Congradulations. You win the fuzzy dice award for understatement of the year, so far. Its just May.
Bubblewhip,
You're not quite correct, except in a certain sense. Cr does not significantly make hardened steel harder, i.e. stainless steels are harder than carbon steels. It allows thicker sections to reach full hardness all the way through. Cr and many other elements allow higher hardness to be retained at a given tempering temperature, so in that sense you are correct, but the hardness comes from the (free) carbon content, not directly from Cr.
To the OP, there are essentially 2 issues here. First, you have a point about the over emphasis on alloys used in knives. 1095 and 12C27 will satisfy all but the most demanding users of knives. Both are relatively simple carbon/stainless alloys respectively. However, the newer steels offer improved performance over these, and for some people it is worth the cash. The improved performance is due to the alloying elements added.
The second issue is the derrogatory attitude towards the steel industry. It's not as though the knife companies just accept the steel industries word that CPM steels are better. They do their own testing whenever they decide to switch steels. Some even publish it for our reading/review. Buck comes to mind here. The same goes for every other industry. Your somewhat cynical attitude is mirrored by industry. They do a lot of their own testing before switching to a new steel. They don't just take Crucible, Buehler, ThyssenKrupp, Carpenter, Sandvik, etc.'s words for it. All of these companies, and some I forgot, have developed their own versions of the CPM process, because their customers find benefit and ask for it, and are willing to pay for it, providing the motive for the development of new alloys that the steel companies make a profit supplying. There is hype in the knife industry, and I suppose there is hype in other industries. The people making the product know what material will accomplish their goals; whether or not they make the sales people aware of it is another matter and frequently the source of some exageration, sometimes moving into hype.
Part of the above issue is the presence of some incorrect statements and mis-stated information about how and why steel does what it does. There aren't that many, but enough that it subtracts from your credibility when you talk about the steel industry pushing alloys and their properties.

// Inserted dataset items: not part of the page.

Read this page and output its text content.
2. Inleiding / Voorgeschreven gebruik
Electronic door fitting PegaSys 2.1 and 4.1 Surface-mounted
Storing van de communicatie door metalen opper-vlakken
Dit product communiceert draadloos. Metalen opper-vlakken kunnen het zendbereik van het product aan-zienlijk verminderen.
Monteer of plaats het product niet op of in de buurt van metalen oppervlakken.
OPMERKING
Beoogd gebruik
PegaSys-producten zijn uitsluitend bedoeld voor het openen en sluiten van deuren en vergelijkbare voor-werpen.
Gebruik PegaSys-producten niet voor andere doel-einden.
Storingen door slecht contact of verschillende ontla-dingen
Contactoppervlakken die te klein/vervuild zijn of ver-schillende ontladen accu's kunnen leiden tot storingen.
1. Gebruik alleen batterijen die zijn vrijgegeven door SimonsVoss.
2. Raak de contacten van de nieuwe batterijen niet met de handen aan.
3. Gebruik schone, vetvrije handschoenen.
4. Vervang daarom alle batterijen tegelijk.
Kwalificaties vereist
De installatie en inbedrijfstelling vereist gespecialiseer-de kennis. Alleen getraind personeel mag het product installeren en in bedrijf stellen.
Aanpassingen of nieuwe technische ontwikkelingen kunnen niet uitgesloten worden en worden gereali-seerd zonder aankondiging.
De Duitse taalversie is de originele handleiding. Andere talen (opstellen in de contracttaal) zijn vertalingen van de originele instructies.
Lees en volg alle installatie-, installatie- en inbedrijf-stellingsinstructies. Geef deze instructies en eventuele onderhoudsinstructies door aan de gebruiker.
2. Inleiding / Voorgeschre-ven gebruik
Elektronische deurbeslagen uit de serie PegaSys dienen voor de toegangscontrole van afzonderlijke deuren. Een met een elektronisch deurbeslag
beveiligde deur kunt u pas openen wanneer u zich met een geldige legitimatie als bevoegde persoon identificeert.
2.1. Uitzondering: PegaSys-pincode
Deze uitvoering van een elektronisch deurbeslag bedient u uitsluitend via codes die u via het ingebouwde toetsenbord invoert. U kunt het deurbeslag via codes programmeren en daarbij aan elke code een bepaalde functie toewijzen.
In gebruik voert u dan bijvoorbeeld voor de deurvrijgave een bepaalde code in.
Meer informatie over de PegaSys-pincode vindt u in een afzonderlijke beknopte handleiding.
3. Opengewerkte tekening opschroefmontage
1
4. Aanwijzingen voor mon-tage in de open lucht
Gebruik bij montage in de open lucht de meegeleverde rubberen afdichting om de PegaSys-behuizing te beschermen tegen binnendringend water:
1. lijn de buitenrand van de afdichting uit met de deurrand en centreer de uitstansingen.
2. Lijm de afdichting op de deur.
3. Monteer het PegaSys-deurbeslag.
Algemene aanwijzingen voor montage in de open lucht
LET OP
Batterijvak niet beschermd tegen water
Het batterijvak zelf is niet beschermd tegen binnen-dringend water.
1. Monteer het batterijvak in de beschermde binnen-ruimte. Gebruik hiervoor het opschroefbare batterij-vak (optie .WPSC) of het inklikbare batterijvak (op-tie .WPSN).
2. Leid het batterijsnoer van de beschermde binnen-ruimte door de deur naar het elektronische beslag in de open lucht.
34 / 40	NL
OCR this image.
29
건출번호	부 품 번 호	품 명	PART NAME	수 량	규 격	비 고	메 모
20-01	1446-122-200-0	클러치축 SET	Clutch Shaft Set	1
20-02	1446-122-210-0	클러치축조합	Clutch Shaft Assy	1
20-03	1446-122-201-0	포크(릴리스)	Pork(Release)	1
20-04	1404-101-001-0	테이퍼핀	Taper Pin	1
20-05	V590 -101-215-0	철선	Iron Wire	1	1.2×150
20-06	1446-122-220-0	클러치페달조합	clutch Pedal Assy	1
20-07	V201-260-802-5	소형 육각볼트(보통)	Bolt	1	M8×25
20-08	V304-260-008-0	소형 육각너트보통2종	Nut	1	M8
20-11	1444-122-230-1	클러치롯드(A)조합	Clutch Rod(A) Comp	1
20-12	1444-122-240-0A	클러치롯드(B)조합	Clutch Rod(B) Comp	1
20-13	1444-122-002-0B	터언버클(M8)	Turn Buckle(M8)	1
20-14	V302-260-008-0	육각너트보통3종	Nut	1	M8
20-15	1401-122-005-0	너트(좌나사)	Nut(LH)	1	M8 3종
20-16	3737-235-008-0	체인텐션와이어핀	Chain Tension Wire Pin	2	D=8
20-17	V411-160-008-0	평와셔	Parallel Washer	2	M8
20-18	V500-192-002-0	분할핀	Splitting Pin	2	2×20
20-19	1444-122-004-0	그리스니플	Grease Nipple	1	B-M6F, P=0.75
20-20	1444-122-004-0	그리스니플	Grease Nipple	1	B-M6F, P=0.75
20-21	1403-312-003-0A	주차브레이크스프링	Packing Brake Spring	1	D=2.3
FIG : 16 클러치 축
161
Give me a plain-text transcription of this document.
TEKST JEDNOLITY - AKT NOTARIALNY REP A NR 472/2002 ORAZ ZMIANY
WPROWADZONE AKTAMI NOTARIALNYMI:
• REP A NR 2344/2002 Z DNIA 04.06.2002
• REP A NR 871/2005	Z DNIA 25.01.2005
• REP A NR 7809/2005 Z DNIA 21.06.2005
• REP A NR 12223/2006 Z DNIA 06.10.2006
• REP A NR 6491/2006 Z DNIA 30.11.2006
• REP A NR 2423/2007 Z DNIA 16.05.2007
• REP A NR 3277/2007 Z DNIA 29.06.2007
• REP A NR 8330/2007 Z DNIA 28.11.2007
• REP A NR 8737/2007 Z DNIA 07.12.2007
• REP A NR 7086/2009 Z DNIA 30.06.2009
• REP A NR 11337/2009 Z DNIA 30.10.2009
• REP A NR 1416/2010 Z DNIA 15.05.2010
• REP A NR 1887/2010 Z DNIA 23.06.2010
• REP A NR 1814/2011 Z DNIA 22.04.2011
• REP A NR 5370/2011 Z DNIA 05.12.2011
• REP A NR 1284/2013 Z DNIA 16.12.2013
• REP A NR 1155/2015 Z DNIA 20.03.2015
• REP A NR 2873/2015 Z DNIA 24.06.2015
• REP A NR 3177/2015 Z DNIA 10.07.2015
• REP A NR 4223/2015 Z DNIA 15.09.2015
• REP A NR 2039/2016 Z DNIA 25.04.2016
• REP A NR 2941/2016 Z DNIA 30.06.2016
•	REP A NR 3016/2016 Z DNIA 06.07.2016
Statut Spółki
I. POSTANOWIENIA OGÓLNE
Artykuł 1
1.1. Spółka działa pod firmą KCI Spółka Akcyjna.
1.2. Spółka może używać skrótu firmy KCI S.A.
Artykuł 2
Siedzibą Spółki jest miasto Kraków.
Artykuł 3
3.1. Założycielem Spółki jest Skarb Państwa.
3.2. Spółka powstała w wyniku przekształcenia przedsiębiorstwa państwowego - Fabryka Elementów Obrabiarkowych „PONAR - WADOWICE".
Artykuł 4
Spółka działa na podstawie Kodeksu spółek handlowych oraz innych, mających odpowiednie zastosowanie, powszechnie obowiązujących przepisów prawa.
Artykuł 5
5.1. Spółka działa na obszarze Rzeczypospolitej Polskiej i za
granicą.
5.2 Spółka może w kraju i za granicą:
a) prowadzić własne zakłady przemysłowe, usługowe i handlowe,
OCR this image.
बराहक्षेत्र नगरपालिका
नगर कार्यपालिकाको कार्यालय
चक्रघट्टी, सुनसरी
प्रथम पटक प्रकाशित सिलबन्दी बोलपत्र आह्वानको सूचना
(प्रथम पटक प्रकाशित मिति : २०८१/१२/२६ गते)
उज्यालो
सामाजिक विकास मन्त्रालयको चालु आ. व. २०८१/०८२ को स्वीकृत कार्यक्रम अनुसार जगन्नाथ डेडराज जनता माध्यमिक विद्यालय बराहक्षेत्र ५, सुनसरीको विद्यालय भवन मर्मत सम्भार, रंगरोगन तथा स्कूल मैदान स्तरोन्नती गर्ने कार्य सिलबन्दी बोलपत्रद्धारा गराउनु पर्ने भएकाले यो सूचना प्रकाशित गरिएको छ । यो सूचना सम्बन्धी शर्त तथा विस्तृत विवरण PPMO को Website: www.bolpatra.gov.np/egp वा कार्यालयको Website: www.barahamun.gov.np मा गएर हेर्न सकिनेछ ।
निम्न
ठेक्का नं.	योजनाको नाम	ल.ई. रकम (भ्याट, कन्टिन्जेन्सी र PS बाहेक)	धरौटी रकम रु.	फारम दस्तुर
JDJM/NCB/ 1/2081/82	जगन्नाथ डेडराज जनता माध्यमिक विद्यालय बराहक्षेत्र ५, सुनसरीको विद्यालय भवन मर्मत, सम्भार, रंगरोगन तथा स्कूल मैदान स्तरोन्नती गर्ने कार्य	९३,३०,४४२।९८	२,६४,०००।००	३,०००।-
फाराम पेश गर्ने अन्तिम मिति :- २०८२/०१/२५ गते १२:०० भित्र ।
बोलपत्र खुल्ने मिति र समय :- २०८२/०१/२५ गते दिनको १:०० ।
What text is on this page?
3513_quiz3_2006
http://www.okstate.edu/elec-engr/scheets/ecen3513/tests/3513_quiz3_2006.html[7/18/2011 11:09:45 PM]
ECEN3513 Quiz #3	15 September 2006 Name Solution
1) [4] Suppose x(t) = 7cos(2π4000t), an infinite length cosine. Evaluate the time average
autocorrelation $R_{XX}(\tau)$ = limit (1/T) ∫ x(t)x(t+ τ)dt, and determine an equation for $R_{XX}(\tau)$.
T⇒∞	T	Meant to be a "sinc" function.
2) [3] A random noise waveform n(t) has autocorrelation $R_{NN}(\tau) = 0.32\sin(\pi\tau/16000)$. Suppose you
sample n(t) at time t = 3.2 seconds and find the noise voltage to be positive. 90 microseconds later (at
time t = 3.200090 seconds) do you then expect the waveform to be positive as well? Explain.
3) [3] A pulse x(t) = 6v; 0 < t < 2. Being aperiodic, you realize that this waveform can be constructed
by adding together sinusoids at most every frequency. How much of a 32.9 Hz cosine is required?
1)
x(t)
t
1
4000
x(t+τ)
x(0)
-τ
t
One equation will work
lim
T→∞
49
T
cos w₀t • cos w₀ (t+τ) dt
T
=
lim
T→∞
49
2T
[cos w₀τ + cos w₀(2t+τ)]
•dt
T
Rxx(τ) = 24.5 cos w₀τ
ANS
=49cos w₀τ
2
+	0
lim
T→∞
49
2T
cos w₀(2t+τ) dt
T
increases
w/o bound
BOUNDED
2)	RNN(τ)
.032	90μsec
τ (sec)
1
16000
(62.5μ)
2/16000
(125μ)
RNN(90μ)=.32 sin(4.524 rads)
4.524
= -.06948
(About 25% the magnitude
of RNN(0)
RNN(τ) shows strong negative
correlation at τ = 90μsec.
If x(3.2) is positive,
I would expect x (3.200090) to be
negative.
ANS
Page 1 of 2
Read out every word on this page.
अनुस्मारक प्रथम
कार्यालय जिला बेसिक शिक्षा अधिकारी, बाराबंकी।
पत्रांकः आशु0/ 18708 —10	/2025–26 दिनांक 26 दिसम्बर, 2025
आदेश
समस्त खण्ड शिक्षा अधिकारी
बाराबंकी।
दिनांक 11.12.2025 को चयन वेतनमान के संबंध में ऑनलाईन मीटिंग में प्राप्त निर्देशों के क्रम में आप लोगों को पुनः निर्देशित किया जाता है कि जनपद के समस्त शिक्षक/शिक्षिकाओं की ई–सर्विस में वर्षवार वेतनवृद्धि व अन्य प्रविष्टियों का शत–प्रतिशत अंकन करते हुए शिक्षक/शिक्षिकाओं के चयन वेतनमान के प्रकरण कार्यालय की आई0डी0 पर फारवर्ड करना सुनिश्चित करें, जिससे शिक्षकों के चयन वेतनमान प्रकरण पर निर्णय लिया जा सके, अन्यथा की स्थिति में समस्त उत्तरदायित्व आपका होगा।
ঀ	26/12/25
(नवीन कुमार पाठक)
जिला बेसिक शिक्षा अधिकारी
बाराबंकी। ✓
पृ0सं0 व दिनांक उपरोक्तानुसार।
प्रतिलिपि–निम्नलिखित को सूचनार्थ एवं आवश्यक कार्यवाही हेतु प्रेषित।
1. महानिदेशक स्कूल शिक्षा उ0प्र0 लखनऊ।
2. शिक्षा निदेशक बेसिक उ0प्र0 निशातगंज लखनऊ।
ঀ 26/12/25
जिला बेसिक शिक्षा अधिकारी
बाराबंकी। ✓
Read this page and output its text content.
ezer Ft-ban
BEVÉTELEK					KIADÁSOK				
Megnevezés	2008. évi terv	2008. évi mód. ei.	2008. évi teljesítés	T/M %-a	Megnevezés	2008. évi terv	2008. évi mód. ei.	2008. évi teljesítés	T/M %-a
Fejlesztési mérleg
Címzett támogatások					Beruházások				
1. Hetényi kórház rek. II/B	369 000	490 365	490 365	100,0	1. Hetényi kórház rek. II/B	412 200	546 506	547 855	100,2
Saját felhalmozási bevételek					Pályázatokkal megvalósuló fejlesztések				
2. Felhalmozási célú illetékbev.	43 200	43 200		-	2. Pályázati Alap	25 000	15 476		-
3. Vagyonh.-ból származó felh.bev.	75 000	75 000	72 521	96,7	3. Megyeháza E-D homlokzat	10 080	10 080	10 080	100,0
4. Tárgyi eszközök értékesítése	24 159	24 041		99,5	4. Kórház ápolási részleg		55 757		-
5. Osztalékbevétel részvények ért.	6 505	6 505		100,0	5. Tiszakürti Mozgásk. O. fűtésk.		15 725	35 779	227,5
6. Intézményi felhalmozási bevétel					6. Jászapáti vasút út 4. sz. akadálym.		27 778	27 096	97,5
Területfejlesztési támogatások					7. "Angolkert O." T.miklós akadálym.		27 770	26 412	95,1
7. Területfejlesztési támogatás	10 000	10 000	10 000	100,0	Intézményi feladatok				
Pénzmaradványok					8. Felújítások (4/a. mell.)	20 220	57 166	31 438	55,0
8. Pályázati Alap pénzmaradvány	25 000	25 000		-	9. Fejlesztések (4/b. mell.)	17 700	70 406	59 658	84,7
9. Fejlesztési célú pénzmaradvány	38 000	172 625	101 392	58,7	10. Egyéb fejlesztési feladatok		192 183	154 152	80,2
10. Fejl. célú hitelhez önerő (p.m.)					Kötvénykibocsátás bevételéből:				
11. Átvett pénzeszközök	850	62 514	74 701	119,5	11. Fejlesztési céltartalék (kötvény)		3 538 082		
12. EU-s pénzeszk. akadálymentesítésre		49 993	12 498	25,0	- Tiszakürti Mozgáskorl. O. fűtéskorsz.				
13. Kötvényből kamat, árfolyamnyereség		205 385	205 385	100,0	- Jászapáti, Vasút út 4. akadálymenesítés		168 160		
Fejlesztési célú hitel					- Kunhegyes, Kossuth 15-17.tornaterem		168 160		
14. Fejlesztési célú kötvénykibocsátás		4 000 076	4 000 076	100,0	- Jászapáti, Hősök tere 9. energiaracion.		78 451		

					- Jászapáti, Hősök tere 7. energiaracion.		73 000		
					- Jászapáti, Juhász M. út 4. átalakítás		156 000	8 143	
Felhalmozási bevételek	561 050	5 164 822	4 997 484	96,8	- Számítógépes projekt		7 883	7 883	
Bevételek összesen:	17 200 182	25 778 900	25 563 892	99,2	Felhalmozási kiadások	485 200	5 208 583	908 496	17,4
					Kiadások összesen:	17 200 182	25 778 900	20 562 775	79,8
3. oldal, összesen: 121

On another note, its a shame Alvin doesn't seem to be active in the knife community any more. His 1095 at 66 HRc, O1 at 63.5 HRc, M2 at 65 HRc and 8670M at 63 - 64 HRc blades are almost mythical. His source for M2 was tested and found in the 64.5 to 66 HRc range, and his source was the source for Sodak and my power hacksaw blades. I can attest to their toughness and edge holding abilities at these high hardnesses, and the emergence of CPM M4 steel in the cutting competitions is a testament to what the CPM process, alloy content, proper heat treating, and geometry can accomplish. BTW, there is more than one way to get M2 up to 65 HRc. The way you mention above is not the way its done for the hacksaw blades. Heat treating them is not easier because of the alloy content, and the alloy content is directly responsible for their increased performance. I will concede that the M2 and M4 alloys are relatively old and not new supersteels. However, the CPM process has been recently applied to one of them.